(AP) - Scandalous
allegations involving sex, drugs and royalty were made public in a London court Tuesday when two men went on trial accused of trying to blackmail a member of
the British royal family with incriminating recordings.
But the most tantalizing detail -- the identity of the blackmail target --
remains a secret. A judge's order bans identifying him or any witnesses
in the case.
Ian Strachan, 31, and Sean McGuigan, 41, are charged with
demanding $100,000 from their victim to hand over video and audio recordings
containing a claim that he engaged in a sex act with another man.
Prosecutor Mark Ellison said one audio recording included an aide to the royal
"apparently asserting that the member of the royal family who employed him
had performed an act of oral sex on him."
Ellison told the jury of eight men and four women that the
recordings included "scandalous and disparaging remarks" about
various members of the royal family.

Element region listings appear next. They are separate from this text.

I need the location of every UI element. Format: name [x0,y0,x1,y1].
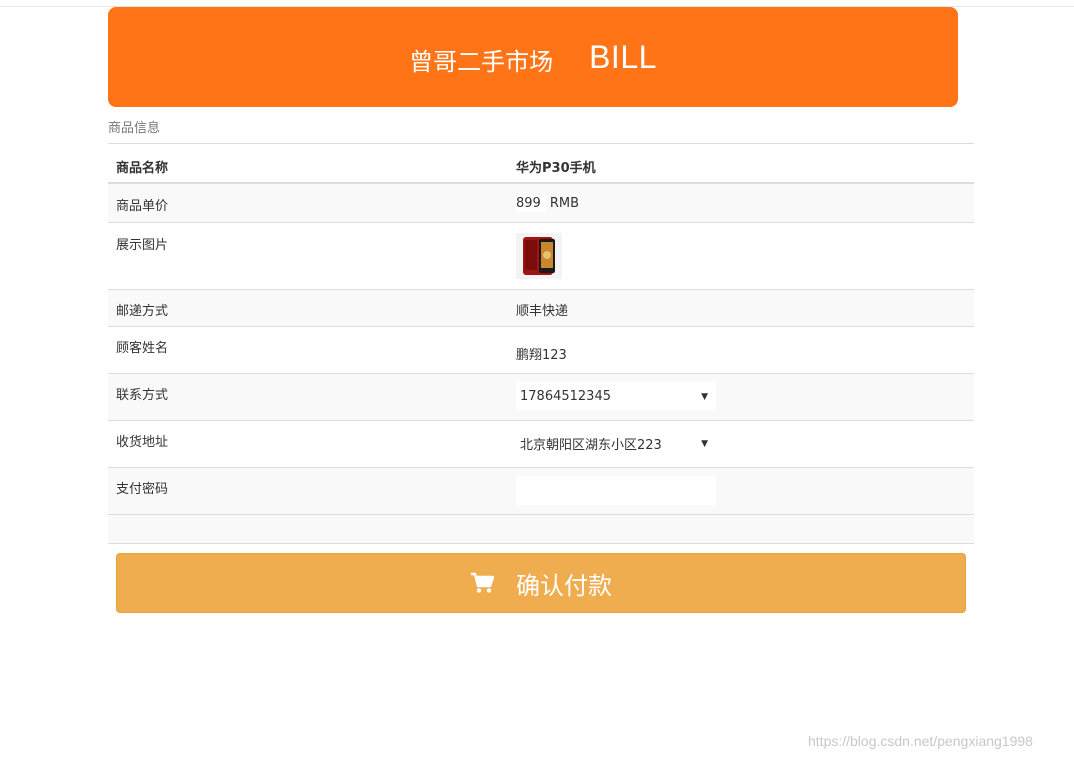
table-row-empty [108,514,974,544]
contact-select[interactable]: 17864512345 ▼ [516,382,716,411]
price-value: 899 [516,195,546,212]
image-cell [516,223,974,289]
chevron-down-icon: ▼ [701,438,708,449]
table-row: 收货地址 北京朝阳区湖东小区223 ▼ [108,420,974,467]
market-title: 曾哥二手市场 [409,47,554,76]
image-label: 展示图片 [116,238,169,253]
password-input[interactable] [516,476,716,505]
address-value: 北京朝阳区湖东小区223 [520,438,662,453]
bill-table: 商品名称 华为P30手机 商品单价 899RMB 展示图片 邮递方式 顺丰快递 [108,143,974,544]
product-name-value: 华为P30手机 [516,161,596,176]
address-cell: 北京朝阳区湖东小区223 ▼ [516,421,974,467]
password-cell [516,468,974,514]
confirm-payment-label: 确认付款 [516,571,612,600]
page-header: 曾哥二手市场 BILL [108,7,958,107]
table-row: 商品名称 华为P30手机 [108,143,974,183]
address-select[interactable]: 北京朝阳区湖东小区223 ▼ [516,429,716,458]
product-name-label: 商品名称 [116,161,169,176]
chevron-down-icon: ▼ [701,391,708,402]
table-row: 邮递方式 顺丰快递 [108,289,974,326]
phone-thumbnail-icon [516,233,562,279]
contact-value: 17864512345 [520,389,611,404]
address-label: 收货地址 [116,435,169,450]
customer-label: 顾客姓名 [116,341,169,356]
password-label: 支付密码 [116,482,169,497]
table-row: 顾客姓名 鹏翔123 [108,326,974,373]
table-row: 联系方式 17864512345 ▼ [108,373,974,420]
bill-title: BILL [589,38,657,75]
section-caption: 商品信息 [108,121,161,136]
shipping-label: 邮递方式 [116,304,169,319]
price-unit: RMB [549,196,579,211]
table-row: 支付密码 [108,467,974,514]
watermark-url: https://blog.csdn.net/pengxiang1998 [808,733,1033,749]
table-row: 商品单价 899 RMB [108,183,974,222]
price-label: 商品单价 [116,199,169,214]
price-cell: 899 RMB [516,184,974,222]
shopping-cart-icon [470,572,494,594]
customer-value: 鹏翔123 [516,348,567,363]
table-row: 展示图片 [108,222,974,289]
contact-label: 联系方式 [116,388,169,403]
confirm-payment-button[interactable]: 确认付款 [116,553,966,613]
shipping-value: 顺丰快递 [516,304,569,319]
contact-cell: 17864512345 ▼ [516,374,974,420]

He said that if made public, the material
could have caused "embarrassment and hurt" to the royal and his
extended family, as well as to his business and its customers.
Strachan claimed in a conversation recorded by police that
some of the material on the tapes "was very graphic and goes into a lot of
detail."
The royal was identified in court only as Witness A, and strict restrictions
are in place to protect his identity. Judge Jeremy Cooke has ordered
that the public be banned from the court during portions of the trial when some
audiovisual evidence is played.
Buckingham Palace has refused to comment on the case, but British media have reported
that the blackmail target is not a senior member of the family.

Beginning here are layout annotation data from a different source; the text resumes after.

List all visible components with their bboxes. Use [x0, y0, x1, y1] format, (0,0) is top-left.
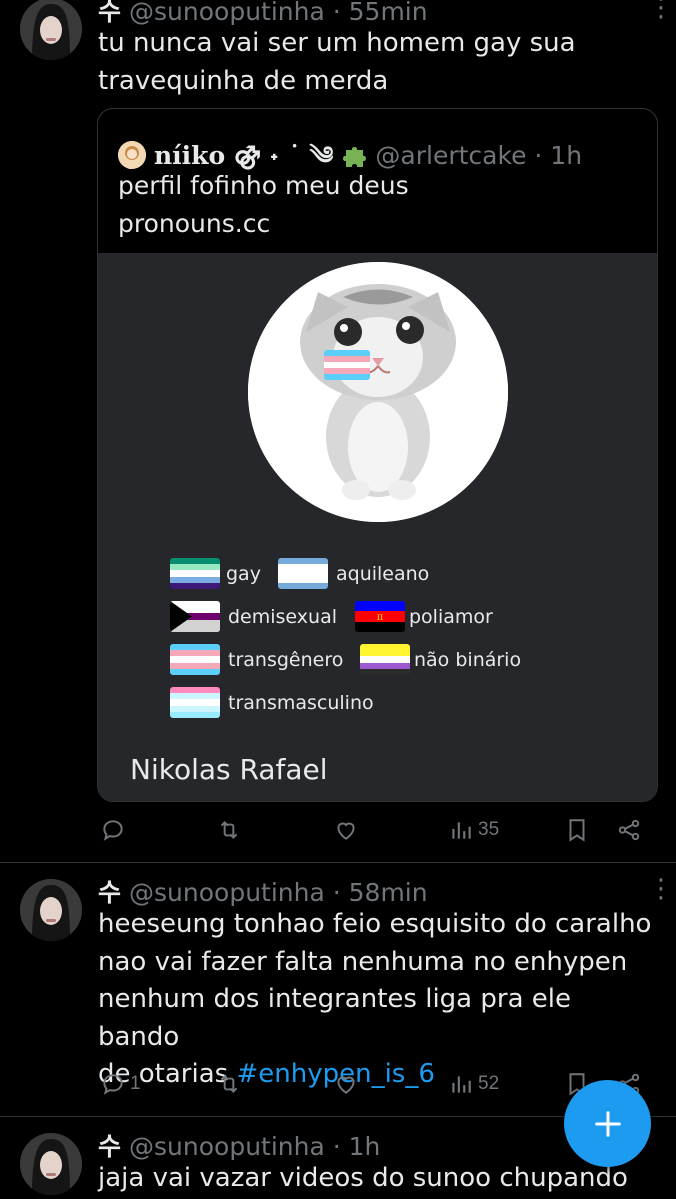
tweet-header: 수 @sunooputinha · 1h	[98, 1127, 380, 1163]
nonbinary-flag-icon	[360, 644, 410, 675]
reply-button[interactable]: 1	[100, 1071, 141, 1097]
tweet-text: tu nunca vai ser um homem gay sua traveq…	[98, 28, 576, 96]
like-button[interactable]	[333, 817, 363, 843]
tweet-time[interactable]: · 58min	[333, 878, 428, 907]
heart-icon	[337, 1076, 355, 1094]
reply-icon	[103, 820, 123, 841]
author-name[interactable]: 수	[98, 878, 121, 907]
quote-media-image[interactable]: gay aquileano demisexual π poliamor tran…	[98, 253, 657, 801]
quote-author-name[interactable]: níiko ⚣ ˖ ˙ ༄	[154, 141, 333, 170]
views-icon	[452, 1076, 471, 1093]
more-options-icon[interactable]: ⋮	[648, 875, 674, 901]
svg-text:π: π	[377, 612, 384, 623]
retweet-icon	[220, 821, 238, 839]
more-options-icon[interactable]: ⋮	[648, 0, 674, 20]
author-name[interactable]: 수	[98, 0, 121, 26]
views-button[interactable]: 52	[448, 1071, 499, 1097]
poliamor-flag-icon: π	[355, 601, 405, 632]
author-handle[interactable]: @sunooputinha	[129, 878, 325, 907]
aquileano-flag-icon	[278, 558, 328, 589]
author-handle[interactable]: @sunooputinha	[129, 0, 325, 26]
reply-icon	[103, 1074, 123, 1095]
compose-button[interactable]	[564, 1080, 651, 1167]
views-button[interactable]: 35	[448, 817, 499, 843]
puzzle-emoji-icon	[343, 142, 369, 168]
quote-time: · 1h	[534, 141, 583, 170]
heart-icon	[337, 822, 355, 840]
avatar[interactable]	[20, 1133, 82, 1195]
avatar[interactable]	[20, 0, 82, 60]
retweet-button[interactable]	[216, 1071, 246, 1097]
author-handle[interactable]: @sunooputinha	[129, 1132, 325, 1161]
reply-button[interactable]	[100, 817, 130, 843]
plus-icon	[594, 1110, 621, 1137]
transgender-flag-icon	[170, 644, 220, 675]
profile-display-name: Nikolas Rafael	[130, 753, 328, 786]
bookmark-button[interactable]	[564, 817, 590, 843]
retweet-icon	[220, 1075, 238, 1093]
tweet-header: 수 @sunooputinha · 58min	[98, 873, 428, 909]
bookmark-icon	[569, 819, 585, 842]
tweet-time[interactable]: · 1h	[333, 1132, 381, 1161]
share-icon	[618, 819, 640, 841]
retweet-button[interactable]	[216, 817, 246, 843]
tweet-actions: 1 52	[100, 1071, 646, 1101]
gay-flag-icon	[170, 558, 220, 589]
tweet-text: jaja vai vazar videos do sunoo chupando	[98, 1163, 628, 1193]
author-name[interactable]: 수	[98, 1132, 121, 1161]
tweet-1[interactable]: 수 @sunooputinha · 55min ⋮ tu nunca vai se…	[0, 0, 676, 862]
views-icon	[452, 822, 471, 839]
like-button[interactable]	[333, 1071, 363, 1097]
quote-author-handle[interactable]: @arlertcake	[375, 141, 526, 170]
avatar[interactable]	[20, 879, 82, 941]
share-button[interactable]	[616, 817, 642, 843]
profile-picture-cat	[248, 262, 508, 522]
tweet-time[interactable]: · 55min	[333, 0, 428, 26]
quoted-tweet[interactable]: níiko ⚣ ˖ ˙ ༄ @arlertcake · 1h perfil fof…	[97, 108, 658, 802]
tweet-text: heeseung tonhao feio esquisito do caralh…	[98, 909, 652, 1089]
demisexual-flag-icon	[170, 601, 220, 632]
tweet-2[interactable]: 수 @sunooputinha · 58min ⋮ heeseung tonhao…	[0, 863, 676, 1116]
quote-avatar	[118, 141, 146, 169]
transmasculine-flag-icon	[170, 687, 220, 718]
quote-text: perfil fofinho meu deus pronouns.cc	[118, 171, 409, 238]
tweet-actions: 35	[100, 817, 646, 847]
tweet-header: 수 @sunooputinha · 55min	[98, 0, 428, 28]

Ellison said Strachan and McGuigan were initially motivated by strong dislike
of the royal aide, identified as Witness D. Early in 2007, they used a mobile
phone to covertly record eight hours of audio and video footage of him.
The prosecutor said much of the footage showed the aide "drunk or under
the influence of other substances." In addition to the sex claim, the
footage shows Witness D apparently taking drugs - at one point allegedly using
a credit card from Harrods department store to cut lines of cocaine - and
making "disparaging remarks about various members of the royal family,"
Ellison said.
Ellison said the aide also made "allegations of impropriety as to how his
employer conducted aspects of his business."

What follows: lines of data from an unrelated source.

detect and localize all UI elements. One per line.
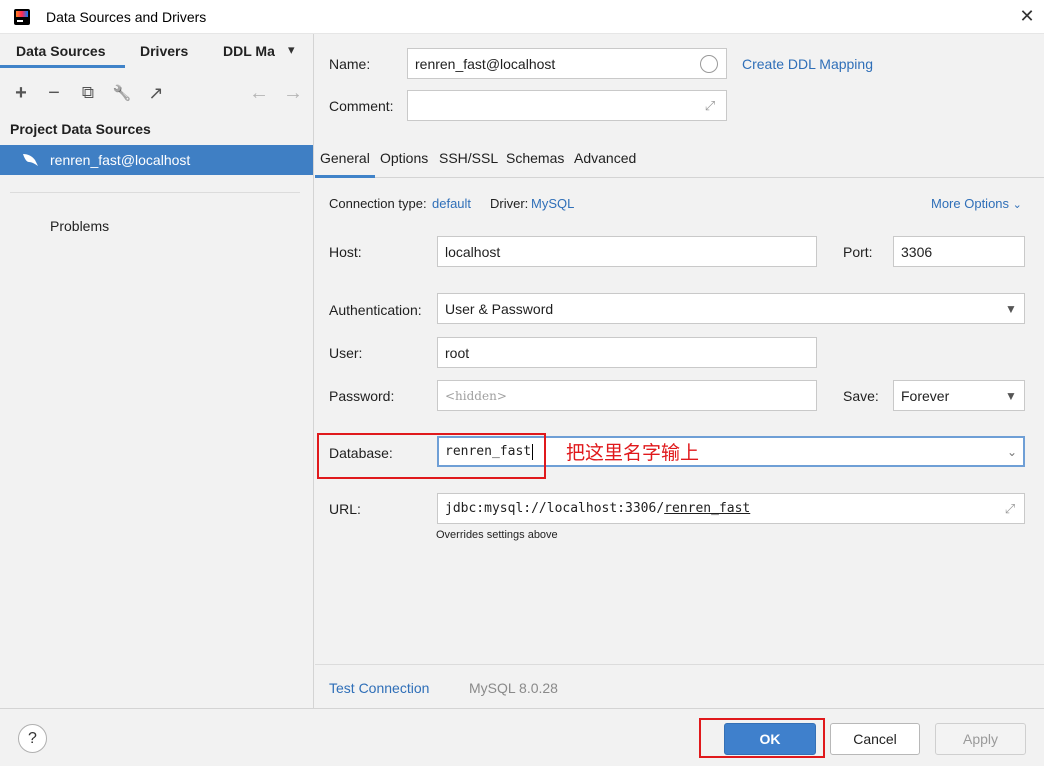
- sidebar-toolbar: + − ⧉ 🔧 ↗ ← →: [0, 74, 314, 112]
- url-hint: Overrides settings above: [436, 529, 558, 541]
- color-picker-circle-icon[interactable]: [700, 55, 718, 73]
- save-select[interactable]: Forever ▼: [893, 380, 1025, 411]
- jump-to-icon[interactable]: ↗: [141, 74, 171, 112]
- chevron-down-icon[interactable]: ▾: [288, 42, 295, 58]
- name-label: Name:: [329, 56, 371, 72]
- name-field[interactable]: renren_fast@localhost: [407, 48, 727, 79]
- driver-label: Driver:: [490, 196, 529, 211]
- forward-arrow-icon[interactable]: →: [278, 74, 308, 112]
- server-version: MySQL 8.0.28: [469, 680, 558, 696]
- host-input[interactable]: localhost: [437, 236, 817, 267]
- apply-button[interactable]: Apply: [935, 723, 1026, 755]
- duplicate-icon[interactable]: ⧉: [73, 74, 103, 112]
- url-prefix: jdbc:mysql://localhost:3306/: [445, 501, 665, 516]
- driver-link[interactable]: MySQL: [531, 196, 574, 211]
- comment-field[interactable]: ⤢: [407, 90, 727, 121]
- remove-icon[interactable]: −: [39, 74, 69, 112]
- more-options-label: More Options: [931, 196, 1010, 211]
- cancel-button[interactable]: Cancel: [830, 723, 920, 755]
- active-tab-indicator: [0, 65, 125, 68]
- user-label: User:: [329, 345, 363, 361]
- connection-type-link[interactable]: default: [432, 196, 471, 211]
- name-value: renren_fast@localhost: [415, 55, 556, 72]
- back-arrow-icon[interactable]: ←: [244, 74, 274, 112]
- tab-drivers[interactable]: Drivers: [140, 43, 188, 59]
- add-icon[interactable]: +: [6, 74, 36, 112]
- help-button[interactable]: ?: [18, 724, 47, 753]
- password-label: Password:: [329, 388, 395, 404]
- dropdown-arrow-icon: ▼: [1005, 302, 1017, 316]
- tab-options[interactable]: Options: [380, 150, 428, 166]
- tab-advanced[interactable]: Advanced: [574, 150, 636, 166]
- project-data-sources-heading: Project Data Sources: [10, 121, 151, 137]
- wrench-icon[interactable]: 🔧: [107, 74, 137, 112]
- more-options-link[interactable]: More Options ⌄: [931, 196, 1022, 211]
- problems-item[interactable]: Problems: [50, 218, 109, 234]
- tab-ssh-ssl[interactable]: SSH/SSL: [439, 150, 498, 166]
- dialog-footer: ? OK Cancel Apply: [0, 708, 1044, 766]
- tab-ddl-mappings[interactable]: DDL Ma: [223, 43, 279, 59]
- connection-type-label: Connection type:: [329, 196, 427, 211]
- port-input[interactable]: 3306: [893, 236, 1025, 267]
- data-source-label: renren_fast@localhost: [50, 152, 191, 168]
- settings-tabs: General Options SSH/SSL Schemas Advanced: [315, 142, 1044, 178]
- title-bar: Data Sources and Drivers ✕: [0, 0, 1044, 34]
- save-value: Forever: [901, 387, 950, 404]
- datagrip-app-icon: [14, 9, 30, 25]
- dropdown-arrow-icon: ▼: [1005, 389, 1017, 403]
- chevron-down-icon: ⌄: [1012, 199, 1022, 211]
- tab-schemas[interactable]: Schemas: [506, 150, 564, 166]
- url-input[interactable]: jdbc:mysql://localhost:3306/renren_fast …: [437, 493, 1025, 524]
- annotation-box-database: [317, 433, 546, 479]
- close-button[interactable]: ✕: [1014, 4, 1040, 28]
- sidebar: Data Sources Drivers DDL Ma ▾ + − ⧉ 🔧 ↗ …: [0, 34, 314, 708]
- url-database: renren_fast: [664, 501, 751, 516]
- tab-data-sources[interactable]: Data Sources: [16, 43, 105, 59]
- expand-icon[interactable]: ⤢: [702, 98, 718, 114]
- tab-general[interactable]: General: [320, 150, 370, 166]
- user-input[interactable]: root: [437, 337, 817, 368]
- create-ddl-mapping-link[interactable]: Create DDL Mapping: [742, 56, 873, 72]
- mysql-dolphin-icon: [20, 150, 40, 170]
- active-tab-indicator: [315, 175, 375, 178]
- annotation-box-ok: [699, 718, 825, 758]
- save-label: Save:: [843, 388, 879, 404]
- authentication-label: Authentication:: [329, 302, 422, 318]
- chevron-down-icon: ⌄: [1006, 445, 1018, 459]
- comment-label: Comment:: [329, 98, 394, 114]
- url-label: URL:: [329, 501, 361, 517]
- window-title: Data Sources and Drivers: [46, 9, 207, 25]
- authentication-value: User & Password: [445, 300, 554, 317]
- expand-icon[interactable]: ⤢: [1002, 501, 1018, 517]
- password-input[interactable]: <hidden>: [437, 380, 817, 411]
- connection-test-bar: Test Connection MySQL 8.0.28: [315, 664, 1044, 708]
- divider: [10, 192, 300, 193]
- authentication-select[interactable]: User & Password ▼: [437, 293, 1025, 324]
- data-source-item[interactable]: renren_fast@localhost: [0, 145, 313, 175]
- test-connection-link[interactable]: Test Connection: [329, 680, 429, 696]
- annotation-text: 把这里名字输上: [566, 442, 700, 464]
- host-label: Host:: [329, 244, 362, 260]
- port-label: Port:: [843, 244, 873, 260]
- data-source-settings-panel: Name: renren_fast@localhost Create DDL M…: [315, 34, 1044, 708]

Ellison said Strachan and McGuigan tried to sell the material on the recordings
to British newspapers for as much as $400,000. He said that when the
newspapers declined to pay, the defendants attempted to set up a meeting with
the royal to hand over the tapes in return for money.
Amid the negotiations, London police were called in by the
royal and his staff.
Strachan and McGuigan were arrested Sept. 11 in a police sting operation at a London hotel. An undercover detective posing as a royal aide contacted the
alleged blackmailers and arranged the meeting at the London Hilton on Park
Lane.
Both men deny blackmail, which carries a maximum sentence of
14 years in prison. McGuigan told police after his arrest that
"there was no question of extorting money out of people at all."
McGuigan said the men's motive was to "sort Witness D out for his actions
and what he did."
The prosecutor, however, said that "when you consider
what they each said and did as a whole ... the evidence proves that they were
both together engaged in blackmail."
Ellison told the jury that an expert who had examined the recording believed
that "the most sensational audio file" - the one with the sexual
allegation - "has been created by sections from different recordings being
edited together."
He told the jury that the key point for them should be not "whether the
material the defendants deployed was true or false, but the way it was
presented ... and whether it was used to make an unwarranted demand with
menaces with a view to their gain that amounted to the offense of
blackmail."
The trial is expected to last a month.